Attila - Die Welt in Flammen
Hinterhalt.
Gegen Abend, als es allmählich zu dunkel wurde, um weiterzureiten, hielten wir Ausschau nach einer Lichtung, auf der wir über Nacht lagern konnten. Da behauptete Thorismund auf einmal, er hätte einen Leoparden gesehen, hoch oben in den Bäumen.
«In diesen Bergen gibt es keine Leoparden», beruhigte ihn Aëtius.
«Alexander der Große hat in den Bergen Griechenlands Löwen gejagt», beharrte der Jüngling starrsinnig.
«Das ist viele hundert Jahre her, Bruder», sagte Theoderich.
«Beruhige dich», sagte Aëtius. «Dir werden noch genug Gefahren begegnen, auch ohne Leoparden.»
Als wir an jenem Abend um das Feuer herumsaßen, kehrte ein Wolfskrieger mit einem merkwürdigen Geschöpf in unsere Mitte zurück, das er am Rand des Lagers aufgegriffen hatte. Was er da mit seinem Speer vor sich hertrieb, war jedoch kein Leopard, sondern ein Vogelfänger, der einen wahrhaft kuriosen Anblick bot.
Er hatte nur noch einen einzigen schwärzlichen Zahnstummel im Mund und glänzende, wachsam umherhuschende Augen, denen nichts entging. Seine nackten Füße waren mit Federn beklebt, als würde er sich selbst langsam in einen Vogel verwandeln, und er trug einen Strohhut, der mit vertrockneten Sommerblumen geschmückt war.
«Und wer bist du?», knurrte Aëtius.
Der Vogelfänger antwortete prompt, mit einem wahren Redeschwall. Er sprach sehr schnell, wie jemand, der seit Monaten oder Jahren mit keiner anderen Menschenseele mehr gesprochen hatte.

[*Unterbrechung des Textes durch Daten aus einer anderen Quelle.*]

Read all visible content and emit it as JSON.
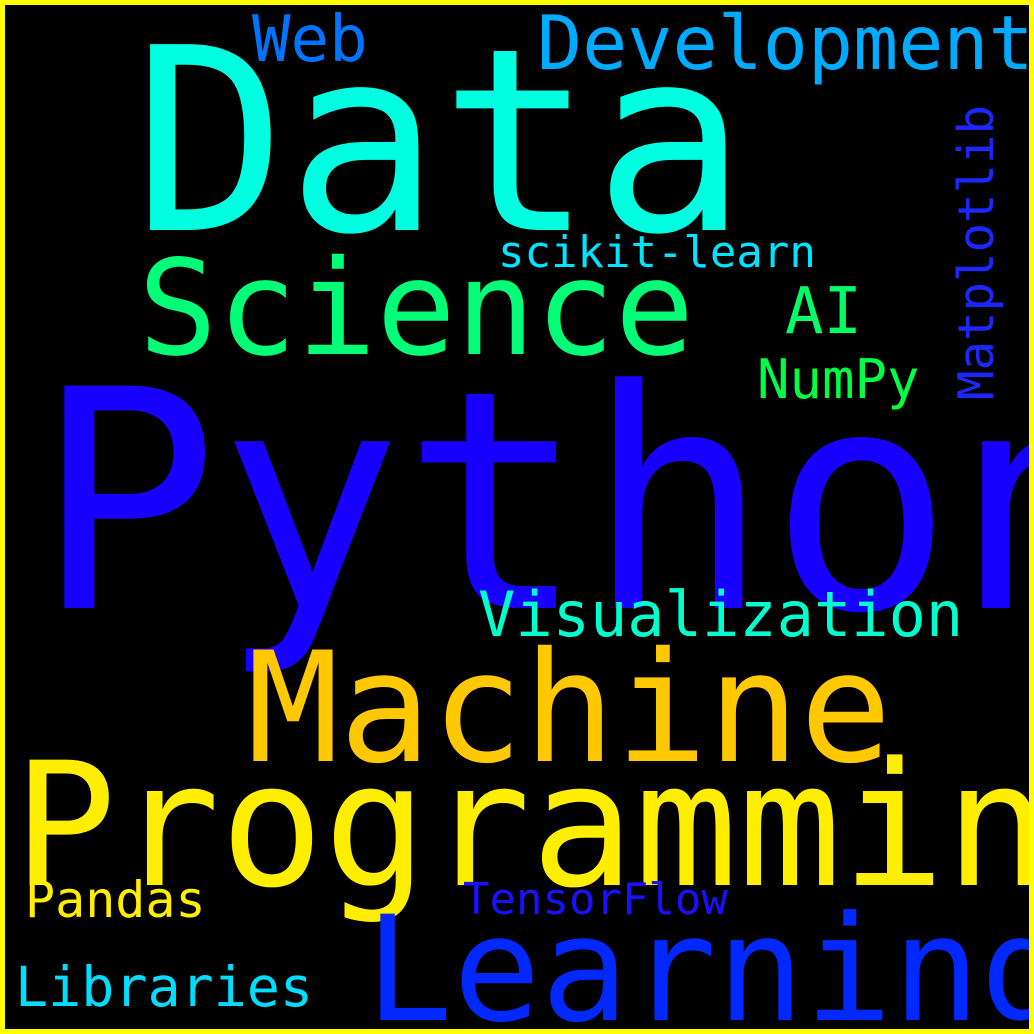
{
  "words": [
    {
      "text": "Python",
      "color": "#1800ff"
    },
    {
      "text": "Data",
      "color": "#00ffe0"
    },
    {
      "text": "Programming",
      "color": "#ffee00"
    },
    {
      "text": "Machine",
      "color": "#ffc800"
    },
    {
      "text": "Learning",
      "color": "#0028ff"
    },
    {
      "text": "Science",
      "color": "#00ff77"
    },
    {
      "text": "Development",
      "color": "#00aaff"
    },
    {
      "text": "Visualization",
      "color": "#00ffcc"
    },
    {
      "text": "Web",
      "color": "#0073ff"
    },
    {
      "text": "AI",
      "color": "#00ff66"
    },
    {
      "text": "Libraries",
      "color": "#00ddff"
    },
    {
      "text": "Pandas",
      "color": "#ffee00"
    },
    {
      "text": "NumPy",
      "color": "#00ff44"
    },
    {
      "text": "scikit-learn",
      "color": "#00e5ff"
    },
    {
      "text": "TensorFlow",
      "color": "#1a10ff"
    },
    {
      "text": "Matplotlib",
      "color": "#1a28ff"
    }
  ],
  "border_color": "#ffff00",
  "background_color": "#000000"
}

«Ich war einst ein Missionar Christi, einer der Missionare, die der heilige Johannes Chrysostomos in die Steppen des Ostens entsandt hat, um dort die Heiden mit ihrer Tracht aus Federn und Fellen zu bekehren und ihnen die Frohe Botschaft zu predigen.» Er grinste und zeigte dabei seinen Zahnstummel, der im Feuerschein feucht von Speichel schimmerte. «Meine Freunde aber würden sagen, ich meine, wenn ich welche hätte, die würden sagen, dass ich da draußen durch die Gleichgültigkeit der weglosen, unchristlichen Wildnis in den Wahnsinn getrieben worden bin. Ihr wisst ja, dass dort draußen kein Gesetz der himmlischen Liebe herrscht.»

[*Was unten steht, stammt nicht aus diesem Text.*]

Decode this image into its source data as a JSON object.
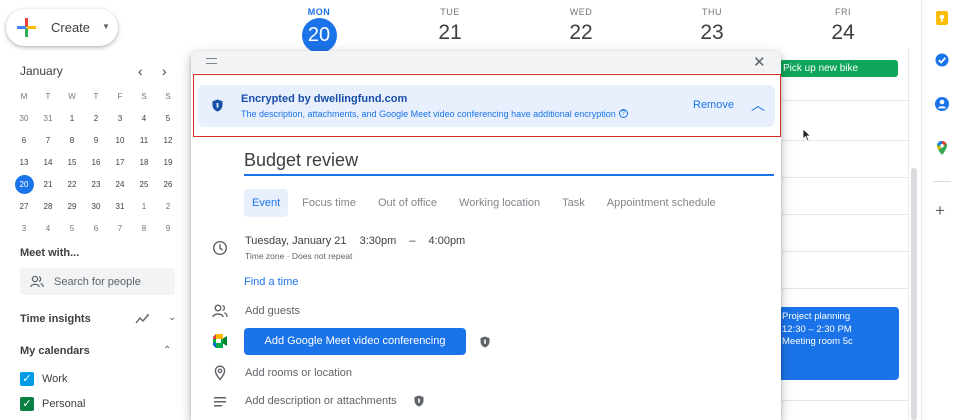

«Welchen Stämmen hast du gepredigt?»
«Ostrogoten, Monogloten, Monopeden, Hunnen, Hasmonäern, Amazonen mit nur einem Tittchen –»

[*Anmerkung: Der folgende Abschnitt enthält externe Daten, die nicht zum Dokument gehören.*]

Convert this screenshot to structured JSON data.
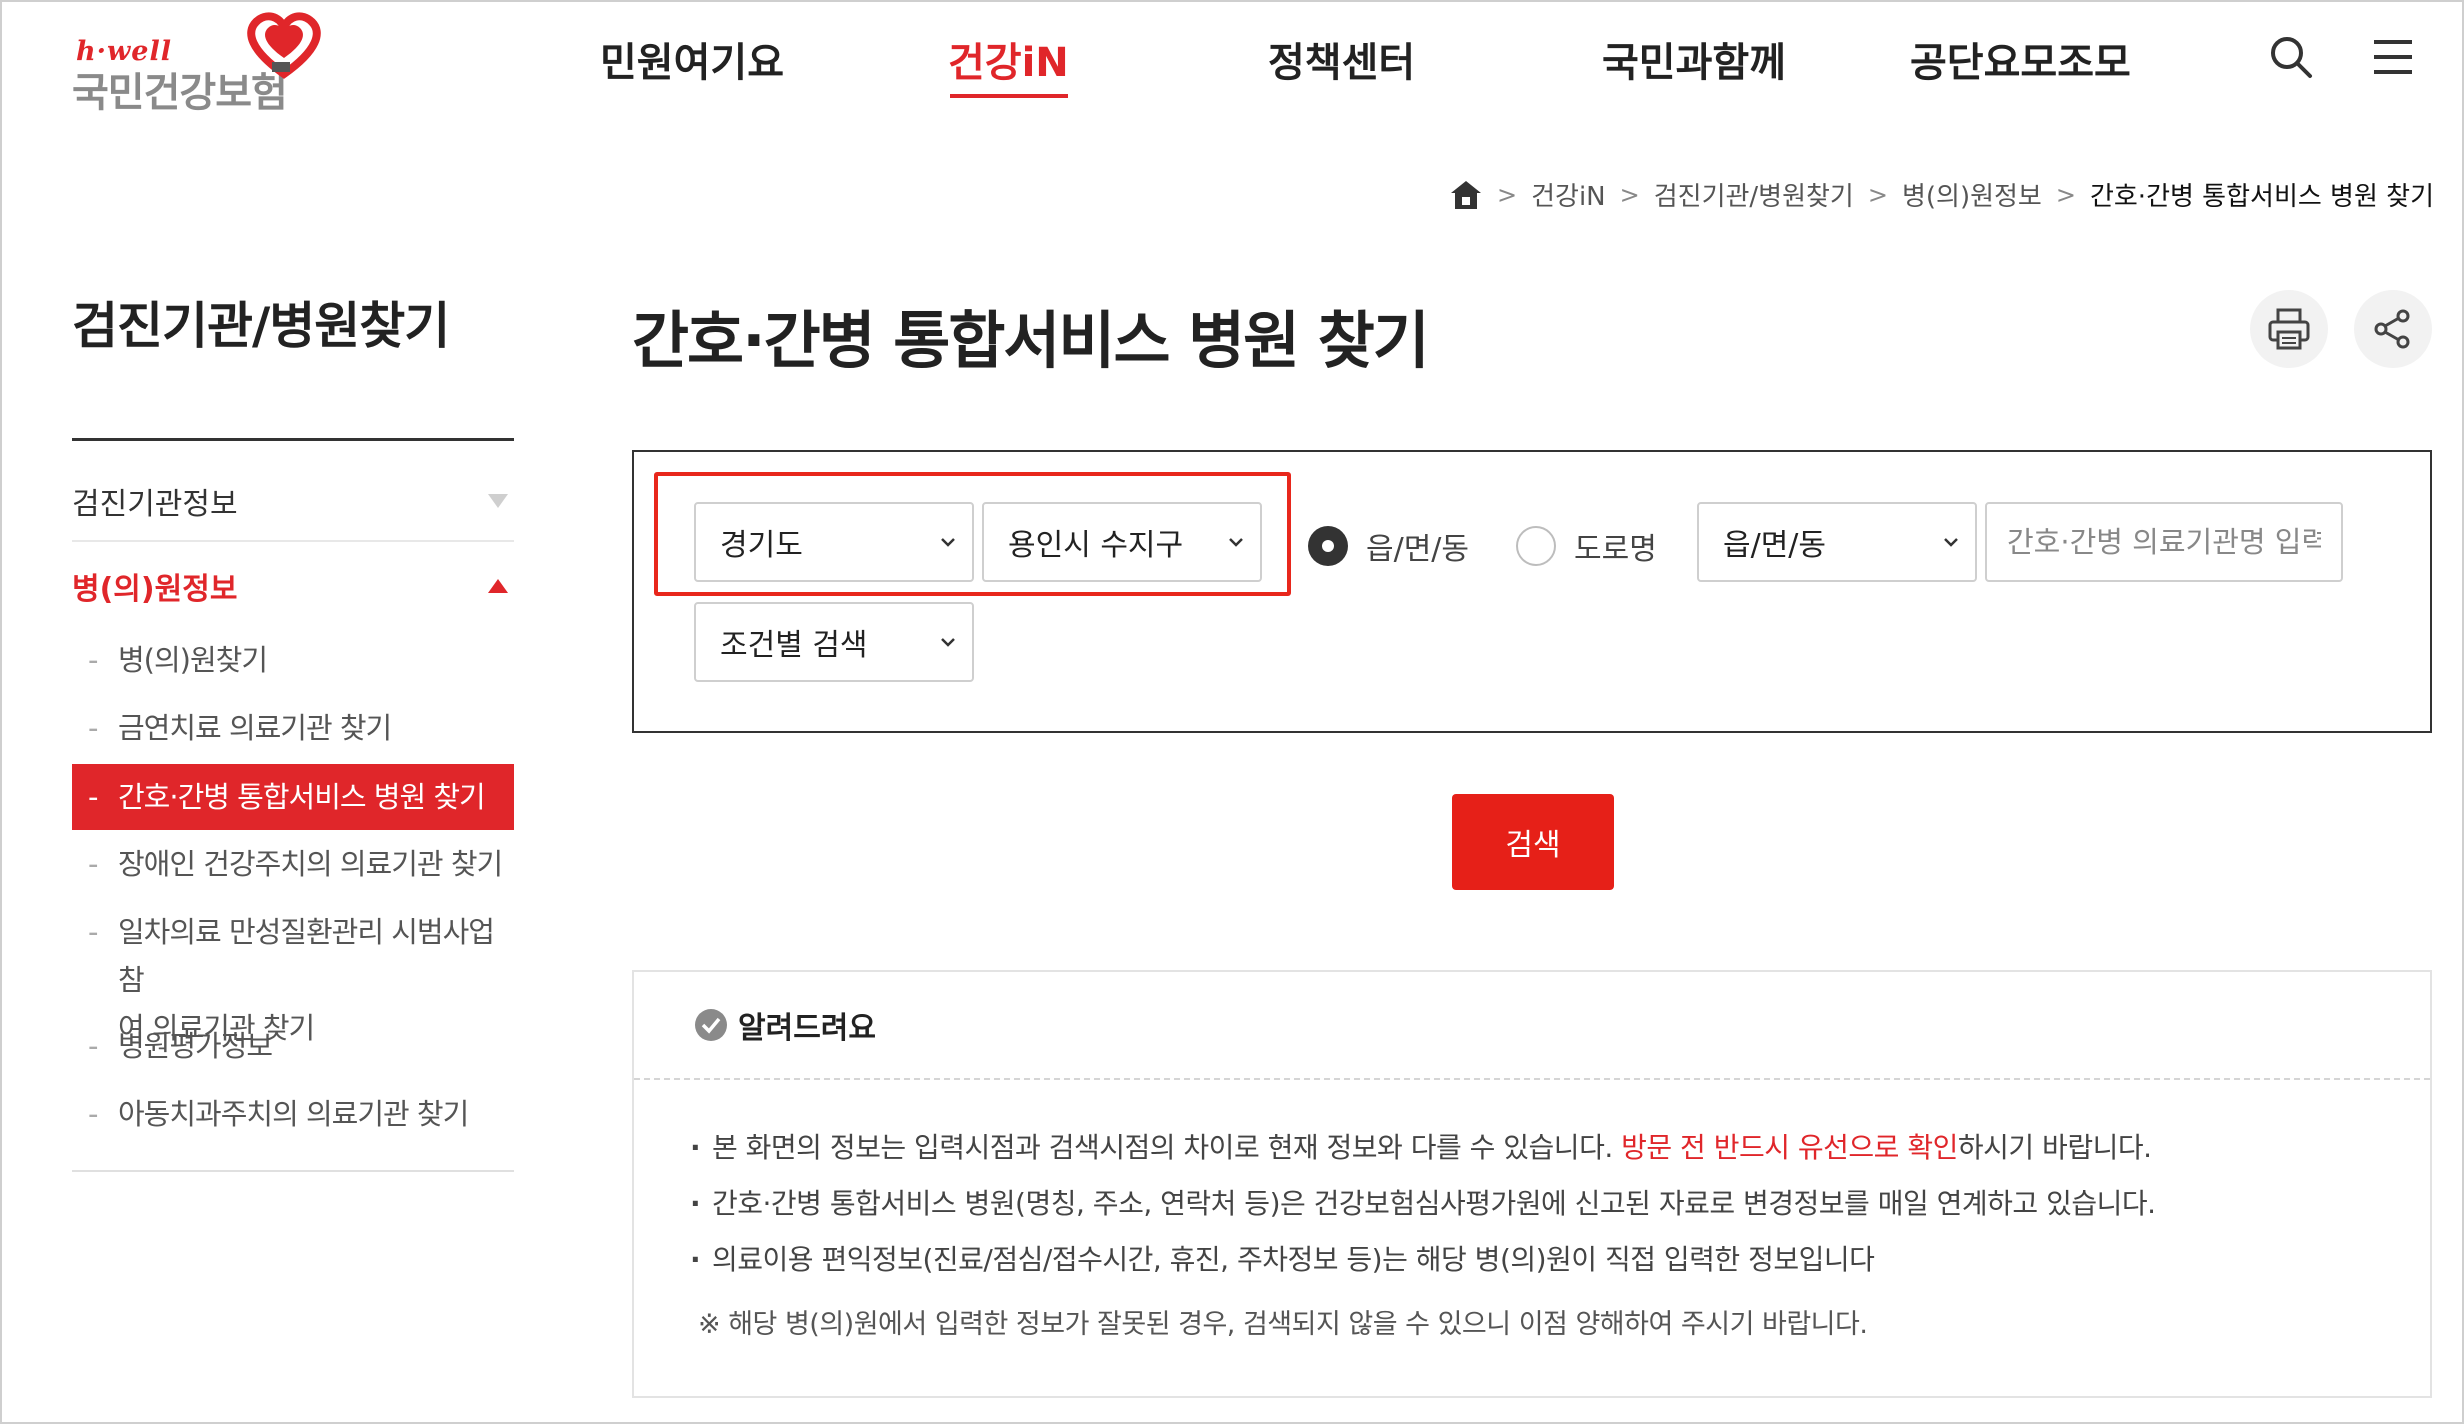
{
  "header": {
    "logo_sub": "h·well",
    "logo_main": "국민건강보험",
    "nav": [
      {
        "label": "민원여기요",
        "active": false
      },
      {
        "label": "건강iN",
        "active": true
      },
      {
        "label": "정책센터",
        "active": false
      },
      {
        "label": "국민과함께",
        "active": false
      },
      {
        "label": "공단요모조모",
        "active": false
      }
    ],
    "icons": [
      "search-icon",
      "hamburger-menu-icon"
    ],
    "brand_color": "#e0262a"
  },
  "breadcrumb": {
    "items": [
      "건강iN",
      "검진기관/병원찾기",
      "병(의)원정보"
    ],
    "current": "간호·간병 통합서비스 병원 찾기"
  },
  "sidebar": {
    "title": "검진기관/병원찾기",
    "categories": [
      {
        "label": "검진기관정보",
        "expanded": false
      },
      {
        "label": "병(의)원정보",
        "expanded": true
      }
    ],
    "sub_items": [
      {
        "label": "병(의)원찾기",
        "active": false
      },
      {
        "label": "금연치료 의료기관 찾기",
        "active": false
      },
      {
        "label": "간호·간병 통합서비스 병원 찾기",
        "active": true
      },
      {
        "label": "장애인 건강주치의 의료기관 찾기",
        "active": false
      },
      {
        "label": "일차의료 만성질환관리 시범사업 참",
        "label_line2": "여 의료기관 찾기",
        "active": false
      },
      {
        "label": "병원평가정보",
        "active": false
      },
      {
        "label": "아동치과주치의 의료기관 찾기",
        "active": false
      }
    ]
  },
  "main": {
    "title": "간호·간병 통합서비스 병원 찾기",
    "action_icons": [
      "print-icon",
      "share-icon"
    ]
  },
  "search": {
    "province": "경기도",
    "district": "용인시 수지구",
    "radio_options": [
      {
        "label": "읍/면/동",
        "selected": true
      },
      {
        "label": "도로명",
        "selected": false
      }
    ],
    "dong_select": "읍/면/동",
    "name_placeholder": "간호·간병 의료기관명 입력",
    "condition_select": "조건별 검색",
    "button_label": "검색",
    "button_color": "#e62018"
  },
  "notice": {
    "title": "알려드려요",
    "item1_a": "본 화면의 정보는 입력시점과 검색시점의 차이로 현재 정보와 다를 수 있습니다. ",
    "item1_red": "방문 전 반드시 유선으로 확인",
    "item1_b": "하시기 바랍니다.",
    "item2": "간호·간병 통합서비스 병원(명칭, 주소, 연락처 등)은 건강보험심사평가원에 신고된 자료로 변경정보를 매일 연계하고 있습니다.",
    "item3": "의료이용 편익정보(진료/점심/접수시간, 휴진, 주차정보 등)는 해당 병(의)원이 직접 입력한 정보입니다",
    "note": "※ 해당 병(의)원에서 입력한 정보가 잘못된 경우, 검색되지 않을 수 있으니 이점 양해하여 주시기 바랍니다."
  }
}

Aëtius drehte sich auf die Seite, um zu schlafen. «Der Kerl ist verrückt.»
«Und heute lege ich Leimruten für meine gefiederten Brüder aus, um mich von ihrem Fleisch zu nähren und Federn für meine Füße zu bekommen», fuhr der Vogelfänger fort. Die Prinzen und ihre Wolfskrieger schienen halb fasziniert, halb belustigt von dem sonderbaren Kauz, der da im Feuerschein stand und redete.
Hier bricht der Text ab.